Il avait très sérieusement dressé, d'après les mouvements célestes, un tableau annuel de 32 jours, qu'il croyait être néfastes à ceux qui voulaient entreprendre quelque chose, comme se marier, se mettre en voyage, changer de pays ou de maison. Voici ce tableau:

Janvier, 1, 2, 4, 6, 11, 12, 20.—Février, 11, 17, 18.—Mars, 1, 4, 14, 15.—Avril, 10, 17, 18.—Mai, 7, 18.—Juin, 6.—Juillet, 17, 21.—Août, 20, 21.—Septembre, 16, 18.—Octobre, 6.—Novembre, 6, 18.—Décembre, 6, 11, 18.

Ajoutons que lorsque, en sortant de chez lui, la première personne qu'il rencontrait était une vieille femme, il s'en retournait aussitôt, persuadé que cette rencontre était de mauvais augure. Il en usait de même lorsque dans ses voyages un lièvre venait à traverser la route qu'il suivait, etc.

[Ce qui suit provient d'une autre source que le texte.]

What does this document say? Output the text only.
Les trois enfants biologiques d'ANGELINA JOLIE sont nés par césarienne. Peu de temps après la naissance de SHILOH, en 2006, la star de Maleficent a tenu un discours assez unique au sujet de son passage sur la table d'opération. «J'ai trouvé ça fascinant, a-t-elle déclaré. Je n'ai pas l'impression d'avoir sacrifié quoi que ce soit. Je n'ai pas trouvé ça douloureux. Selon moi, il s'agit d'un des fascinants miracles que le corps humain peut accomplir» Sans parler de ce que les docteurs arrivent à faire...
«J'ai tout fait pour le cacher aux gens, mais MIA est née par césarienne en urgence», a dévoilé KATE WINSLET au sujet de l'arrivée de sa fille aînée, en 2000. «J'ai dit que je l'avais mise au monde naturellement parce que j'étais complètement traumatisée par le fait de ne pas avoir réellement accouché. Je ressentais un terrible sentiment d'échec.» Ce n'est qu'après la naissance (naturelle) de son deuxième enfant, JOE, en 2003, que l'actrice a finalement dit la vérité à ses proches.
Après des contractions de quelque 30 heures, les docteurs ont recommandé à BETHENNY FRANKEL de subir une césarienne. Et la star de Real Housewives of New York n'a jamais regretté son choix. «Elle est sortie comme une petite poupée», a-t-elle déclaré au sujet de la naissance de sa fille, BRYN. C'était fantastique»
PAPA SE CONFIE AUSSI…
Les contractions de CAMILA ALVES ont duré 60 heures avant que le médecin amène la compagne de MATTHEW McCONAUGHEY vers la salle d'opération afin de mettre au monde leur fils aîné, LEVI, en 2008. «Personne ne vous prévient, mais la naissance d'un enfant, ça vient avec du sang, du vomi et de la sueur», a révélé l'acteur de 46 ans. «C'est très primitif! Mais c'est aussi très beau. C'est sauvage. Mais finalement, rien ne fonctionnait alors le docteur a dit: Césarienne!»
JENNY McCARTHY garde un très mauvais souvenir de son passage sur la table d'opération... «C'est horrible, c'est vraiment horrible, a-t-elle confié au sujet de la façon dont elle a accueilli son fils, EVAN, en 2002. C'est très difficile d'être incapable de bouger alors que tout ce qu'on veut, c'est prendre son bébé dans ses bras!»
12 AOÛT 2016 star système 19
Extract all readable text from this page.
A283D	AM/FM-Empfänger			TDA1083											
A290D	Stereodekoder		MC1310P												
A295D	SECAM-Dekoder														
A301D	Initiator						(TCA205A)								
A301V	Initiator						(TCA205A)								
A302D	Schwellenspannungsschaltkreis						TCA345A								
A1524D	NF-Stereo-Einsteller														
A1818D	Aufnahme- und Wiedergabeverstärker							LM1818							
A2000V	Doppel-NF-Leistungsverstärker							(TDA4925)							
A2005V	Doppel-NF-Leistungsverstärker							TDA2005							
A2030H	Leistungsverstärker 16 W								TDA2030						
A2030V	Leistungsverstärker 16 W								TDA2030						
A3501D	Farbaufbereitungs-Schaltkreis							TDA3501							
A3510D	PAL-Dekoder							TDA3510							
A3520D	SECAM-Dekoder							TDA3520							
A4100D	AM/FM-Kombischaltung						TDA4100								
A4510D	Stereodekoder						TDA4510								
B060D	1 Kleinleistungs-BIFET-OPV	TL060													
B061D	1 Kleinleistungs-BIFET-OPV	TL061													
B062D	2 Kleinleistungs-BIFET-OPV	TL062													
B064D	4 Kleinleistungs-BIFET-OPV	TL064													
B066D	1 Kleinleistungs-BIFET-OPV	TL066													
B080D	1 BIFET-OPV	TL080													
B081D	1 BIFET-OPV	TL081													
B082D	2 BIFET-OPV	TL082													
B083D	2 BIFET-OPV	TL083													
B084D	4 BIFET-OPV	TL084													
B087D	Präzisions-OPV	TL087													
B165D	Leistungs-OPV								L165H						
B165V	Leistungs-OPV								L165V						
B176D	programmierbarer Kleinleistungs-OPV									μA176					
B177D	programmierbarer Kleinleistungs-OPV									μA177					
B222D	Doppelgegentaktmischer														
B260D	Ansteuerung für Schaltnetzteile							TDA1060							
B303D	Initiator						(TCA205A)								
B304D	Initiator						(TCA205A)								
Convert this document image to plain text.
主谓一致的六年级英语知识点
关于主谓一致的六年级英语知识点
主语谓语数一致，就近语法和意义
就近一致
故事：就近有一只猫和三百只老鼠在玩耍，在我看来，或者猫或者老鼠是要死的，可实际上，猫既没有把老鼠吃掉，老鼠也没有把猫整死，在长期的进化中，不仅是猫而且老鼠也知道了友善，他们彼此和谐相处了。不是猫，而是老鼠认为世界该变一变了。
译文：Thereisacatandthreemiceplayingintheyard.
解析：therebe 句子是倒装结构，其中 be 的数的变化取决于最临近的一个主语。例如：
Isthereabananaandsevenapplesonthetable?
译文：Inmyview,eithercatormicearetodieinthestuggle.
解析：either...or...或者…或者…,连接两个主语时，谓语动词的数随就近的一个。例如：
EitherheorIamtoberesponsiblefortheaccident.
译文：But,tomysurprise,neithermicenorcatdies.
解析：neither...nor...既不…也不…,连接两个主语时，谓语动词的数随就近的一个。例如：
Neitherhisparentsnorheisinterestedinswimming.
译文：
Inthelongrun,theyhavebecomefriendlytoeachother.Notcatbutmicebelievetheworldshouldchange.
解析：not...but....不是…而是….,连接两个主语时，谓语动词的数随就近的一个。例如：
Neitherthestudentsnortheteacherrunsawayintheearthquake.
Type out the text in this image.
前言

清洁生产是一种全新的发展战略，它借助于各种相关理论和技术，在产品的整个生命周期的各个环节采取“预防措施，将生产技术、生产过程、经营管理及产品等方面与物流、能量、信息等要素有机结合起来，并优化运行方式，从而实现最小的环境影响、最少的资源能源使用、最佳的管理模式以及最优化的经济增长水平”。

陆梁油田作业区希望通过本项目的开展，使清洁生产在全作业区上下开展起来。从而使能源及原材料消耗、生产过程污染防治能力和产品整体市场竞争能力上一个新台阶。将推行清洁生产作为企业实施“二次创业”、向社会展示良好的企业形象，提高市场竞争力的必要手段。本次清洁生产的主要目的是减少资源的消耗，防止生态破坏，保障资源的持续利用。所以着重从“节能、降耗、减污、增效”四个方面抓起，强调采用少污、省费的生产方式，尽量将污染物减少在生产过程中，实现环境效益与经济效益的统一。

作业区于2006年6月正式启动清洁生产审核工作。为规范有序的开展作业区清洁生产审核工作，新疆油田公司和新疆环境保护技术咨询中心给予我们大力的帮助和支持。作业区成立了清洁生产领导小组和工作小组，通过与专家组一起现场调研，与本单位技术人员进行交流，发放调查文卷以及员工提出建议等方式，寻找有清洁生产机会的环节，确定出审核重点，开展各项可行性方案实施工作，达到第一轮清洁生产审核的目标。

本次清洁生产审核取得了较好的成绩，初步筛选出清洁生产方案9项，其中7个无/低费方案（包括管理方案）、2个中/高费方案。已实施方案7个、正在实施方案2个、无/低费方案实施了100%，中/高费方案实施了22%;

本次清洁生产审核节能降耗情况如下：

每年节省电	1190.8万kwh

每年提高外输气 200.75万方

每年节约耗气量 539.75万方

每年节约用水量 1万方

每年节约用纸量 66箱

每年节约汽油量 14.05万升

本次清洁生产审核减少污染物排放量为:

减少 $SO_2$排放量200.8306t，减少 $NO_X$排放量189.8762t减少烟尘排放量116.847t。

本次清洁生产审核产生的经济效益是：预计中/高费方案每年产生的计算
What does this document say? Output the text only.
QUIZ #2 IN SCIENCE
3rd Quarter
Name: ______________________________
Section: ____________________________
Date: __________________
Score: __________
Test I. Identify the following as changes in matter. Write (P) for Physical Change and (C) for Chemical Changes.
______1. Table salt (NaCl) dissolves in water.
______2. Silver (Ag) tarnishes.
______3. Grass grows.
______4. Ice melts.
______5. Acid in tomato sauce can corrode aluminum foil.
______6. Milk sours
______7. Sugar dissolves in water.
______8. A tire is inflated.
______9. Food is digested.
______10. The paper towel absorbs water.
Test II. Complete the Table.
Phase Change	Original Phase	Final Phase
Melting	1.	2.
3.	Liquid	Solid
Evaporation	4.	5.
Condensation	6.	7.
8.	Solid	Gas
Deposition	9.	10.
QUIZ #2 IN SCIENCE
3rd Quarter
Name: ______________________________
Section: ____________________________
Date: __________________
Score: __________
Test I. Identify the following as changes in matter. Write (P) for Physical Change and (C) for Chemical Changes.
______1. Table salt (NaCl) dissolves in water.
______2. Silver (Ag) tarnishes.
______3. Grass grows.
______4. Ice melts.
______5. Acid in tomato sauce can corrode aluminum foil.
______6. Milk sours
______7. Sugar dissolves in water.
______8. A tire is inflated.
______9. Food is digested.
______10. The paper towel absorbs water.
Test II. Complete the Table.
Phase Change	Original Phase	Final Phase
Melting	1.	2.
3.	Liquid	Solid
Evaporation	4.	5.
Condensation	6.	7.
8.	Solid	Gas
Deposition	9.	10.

[19.]—Il y avait à Édimbourg, lisons-nous dans les Mémoires de la savante Mary Sommerville, un idiot appartenant à une famille respectable et doué d'une mémoire prodigieuse. Il assistait régulièrement au service le dimanche; et, de retour chez lui, il pouvait répéter, mot pour mot, le sermon, en désignant même les endroits où le prédicateur avait toussé, ou s'était arrêté pour se moucher.

«Pendant une excursion chez les Highlands, ajoute le même auteur, nous rencontrâmes un autre idiot qui savait si bien la Bible par cœur que si on lui demandait où se trouvait tel verset, il le disait sans hésiter et répétait aussitôt le chapitre tout entier.»

Toutefois, ces exemples de mémoires prodigieuses se rencontrent chez des gens très intelligents. Le docteur Gregori d'Édimbourg nous en fournit la preuve. «Mon mari, qui était très bon latiniste, ayant rencontré une citation latine dans un livre qu'il lisait, sans savoir d'où elle était tirée, s'adressa au docteur.

«—Prenez tel auteur, lui dit celui-ci; il y a bien quarante ans que je ne l'ai pas lu, mais je crois que vous trouverez ce passage au milieu de tel chapitre.»

«Et c'était bien comme le docteur l'avait dit.»